At a glance
- US economy more robust than expected. Mini recession likely in mid-2023, soft landing possible. Upswing in 2024.
- Europe: Gas situation eases. Mild setback in winter, new upswing from summer. Inflation slowly declining.
- Central banks: Interest rates will peak in mid-2023. US Fed cuts rates from end of 2023, ECB rates remain high.
- Equity markets defend gains, but the air to the upside is thinner. Outperformance of European and value equities.
- Economic challenges and monetary policy are likely to cap earnings growth and valuations across the board.
- Risk-reward ratio not particularly attractive. We have reduced the equity quota to a slight underweight.
- Yields rise on robust economy and steadier inflation. Yield on 10-year treasuries above 4% for a short term.
- Corporate bonds a real alternative to equities with attractive yields. Local currency bonds preferred in emerging markets.
- We are now only slightly underweight in bonds following recent purchases.
- Gold burdened by stronger USD and higher real interest rates. Upside potential fundamentally limited in the short term.
- Oil maintains sideways movement since December.
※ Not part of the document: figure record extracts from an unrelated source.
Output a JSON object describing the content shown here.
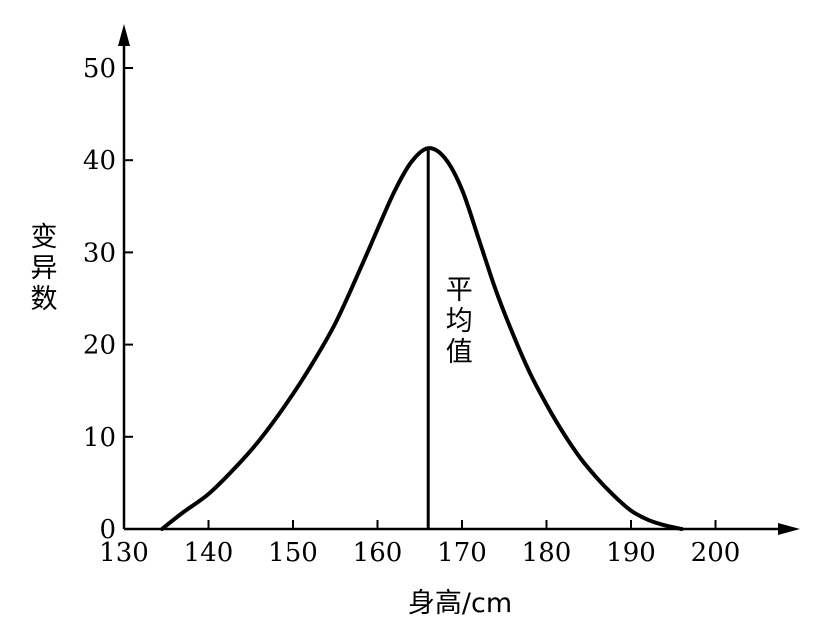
{
  "chart_data": {
    "type": "line",
    "title": "",
    "xlabel": "身高/cm",
    "ylabel": "变异数",
    "xlim": [
      130,
      208
    ],
    "ylim": [
      0,
      54
    ],
    "x_ticks": [
      130,
      140,
      150,
      160,
      170,
      180,
      190,
      200
    ],
    "y_ticks": [
      0,
      10,
      20,
      30,
      40,
      50
    ],
    "grid": false,
    "legend": "none",
    "series": [
      {
        "color": "#000000",
        "points": [
          [
            134.5,
            0
          ],
          [
            137,
            1.8
          ],
          [
            140,
            3.8
          ],
          [
            143,
            6.5
          ],
          [
            146,
            9.6
          ],
          [
            149,
            13.3
          ],
          [
            152,
            17.5
          ],
          [
            155,
            22.3
          ],
          [
            158,
            28.3
          ],
          [
            160,
            32.5
          ],
          [
            162,
            36.6
          ],
          [
            164,
            39.8
          ],
          [
            166,
            41.3
          ],
          [
            168,
            40.2
          ],
          [
            170,
            36.8
          ],
          [
            172,
            31.4
          ],
          [
            174,
            25.9
          ],
          [
            176,
            21.2
          ],
          [
            178,
            17.0
          ],
          [
            180,
            13.5
          ],
          [
            182,
            10.4
          ],
          [
            184,
            7.7
          ],
          [
            186,
            5.5
          ],
          [
            188,
            3.6
          ],
          [
            190,
            2.0
          ],
          [
            192,
            1.0
          ],
          [
            194,
            0.4
          ],
          [
            196,
            0
          ]
        ]
      }
    ],
    "mean_line": {
      "x": 166,
      "y": 41.3,
      "label": "平均值"
    }
  }
}
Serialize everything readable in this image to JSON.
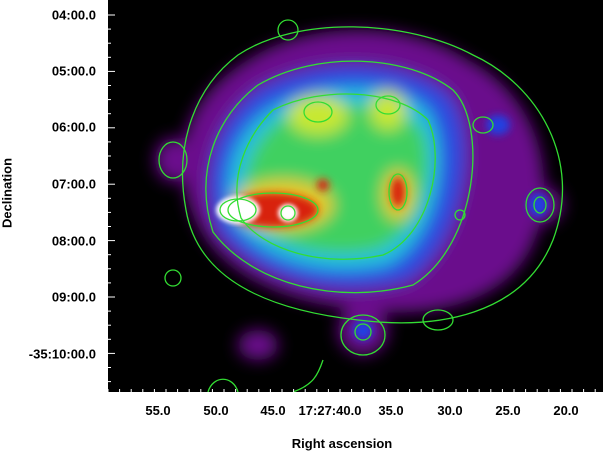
{
  "figure": {
    "xlabel": "Right ascension",
    "ylabel": "Declination",
    "x_ticks": [
      "55.0",
      "50.0",
      "45.0",
      "17:27:40.0",
      "35.0",
      "30.0",
      "25.0",
      "20.0"
    ],
    "y_ticks": [
      "04:00.0",
      "05:00.0",
      "06:00.0",
      "07:00.0",
      "08:00.0",
      "09:00.0",
      "-35:10:00.0"
    ],
    "colormap": "rainbow (black-purple-blue-cyan-green-yellow-red-white)",
    "contour_color": "#33dd33",
    "background": "#000000"
  }
}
Supported in the medium term by China recovery and restrictive producers.
- Base metals suffer from slow China recovery. Stronger China data in Q2 and tight supply should support.
- The EUR seamlessly continued its upward movement in the new year before strong US data led to a slight correction.
- The GBP cannot hold its recovery gains and falls back again against the EUR.
- At times, the EUR was trading above parity again against the CHF. Most recently, it went down to around CHF0.99 per EUR.